God changed plans when He repented of destroying Nineveh. This presupposes that God's mind is not eternally and exhaustively settled since He changes His mind sometimes.
Begging the question
And God is capable of making possible plans since Christ said all things are possible for the Father and He could pray for 12 Legions of Angels and they would come if He wanted to.
I have responded to this many times and my response is never actually tackled. Sigh.
But if God foreknew all events as certain from all of eternity, God could neither determine nor avoid. He could not determine any plans because they were already foreknown from all eternity past. And He could not avoid them because He accurately foreknew them from all eternity past.
Do you have a text file where you keep a bunch of sound-bite arguments and just copy and paste them into these threads? This is not interaction with Calvinist arguments. Comments like this betray a lack of understanding of the Calvinist perspective. God foreknows the future because it's predestined - it is an "if and only if" relationship. You don't have the one without the other, and since my view would hold that God is timeless, there is no problem, and your attempt to say that God would be somehow frozen by His own choices doesn't work.

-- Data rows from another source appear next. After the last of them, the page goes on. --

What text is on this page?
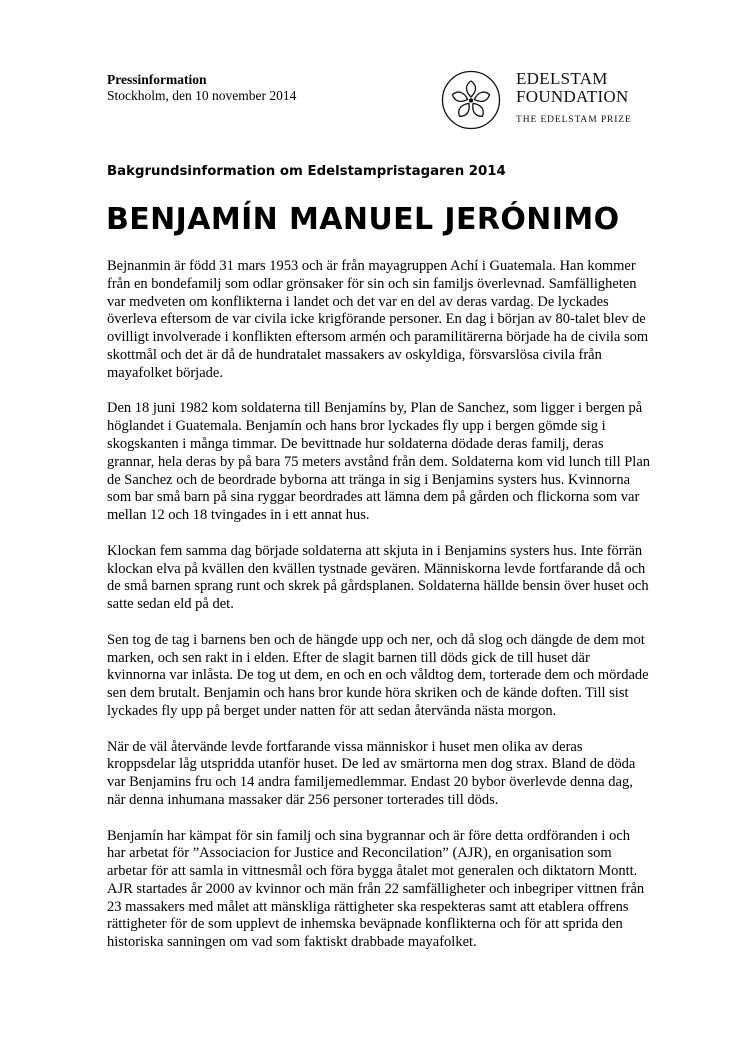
Pressinformation
Stockholm, den 10 november 2014
EDELSTAM
FOUNDATION
THE EDELSTAM PRIZE
Bakgrundsinformation om Edelstampristagaren 2014
BENJAMÍN MANUEL JERÓNIMO

Bejnanmin är född 31 mars 1953 och är från mayagruppen Achí i Guatemala. Han kommer från en bondefamilj som odlar grönsaker för sin och sin familjs överlevnad. Samfälligheten var medveten om konflikterna i landet och det var en del av deras vardag. De lyckades överleva eftersom de var civila icke krigförande personer. En dag i början av 80-talet blev de ovilligt involverade i konflikten eftersom armén och paramilitärerna började ha de civila som skottmål och det är då de hundratalet massakers av oskyldiga, försvarslösa civila från mayafolket började.

Den 18 juni 1982 kom soldaterna till Benjamíns by, Plan de Sanchez, som ligger i bergen på höglandet i Guatemala. Benjamín och hans bror lyckades fly upp i bergen gömde sig i skogskanten i många timmar. De bevittnade hur soldaterna dödade deras familj, deras grannar, hela deras by på bara 75 meters avstånd från dem. Soldaterna kom vid lunch till Plan de Sanchez och de beordrade byborna att tränga in sig i Benjamins systers hus. Kvinnorna som bar små barn på sina ryggar beordrades att lämna dem på gården och flickorna som var mellan 12 och 18 tvingades in i ett annat hus.

Klockan fem samma dag började soldaterna att skjuta in i Benjamins systers hus. Inte förrän klockan elva på kvällen den kvällen tystnade gevären. Människorna levde fortfarande då och de små barnen sprang runt och skrek på gårdsplanen. Soldaterna hällde bensin över huset och satte sedan eld på det.

Sen tog de tag i barnens ben och de hängde upp och ner, och då slog och dängde de dem mot marken, och sen rakt in i elden. Efter de slagit barnen till döds gick de till huset där kvinnorna var inlåsta. De tog ut dem, en och en och våldtog dem, torterade dem och mördade sen dem brutalt. Benjamin och hans bror kunde höra skriken och de kände doften. Till sist lyckades fly upp på berget under natten för att sedan återvända nästa morgon.

När de väl återvände levde fortfarande vissa människor i huset men olika av deras kroppsdelar låg utspridda utanför huset. De led av smärtorna men dog strax. Bland de döda var Benjamins fru och 14 andra familjemedlemmar. Endast 20 bybor överlevde denna dag, när denna inhumana massaker där 256 personer torterades till döds.

Benjamín har kämpat för sin familj och sina bygrannar och är före detta ordföranden i och har arbetat för ”Associacion for Justice and Reconcilation” (AJR), en organisation som arbetar för att samla in vittnesmål och föra bygga åtalet mot generalen och diktatorn Montt. AJR startades år 2000 av kvinnor och män från 22 samfälligheter och inbegriper vittnen från 23 massakers med målet att mänskliga rättigheter ska respekteras samt att etablera offrens rättigheter för de som upplevt de inhemska beväpnade konflikterna och för att sprida den historiska sanningen om vad som faktiskt drabbade mayafolket.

Very plainly, the logical conclusion of exhaustive eternal foreknowledge is an incompetent god who isn't able to make or modify any plans, who has no control over the course of history, and is rendered absolutely powerless and is therefore no god at all.
A hasty and blasphemous conclusion, reached by means of many fallacious arguments stacked on top of each other, all of which have already been dealt with on different occasions. There is nothing new here.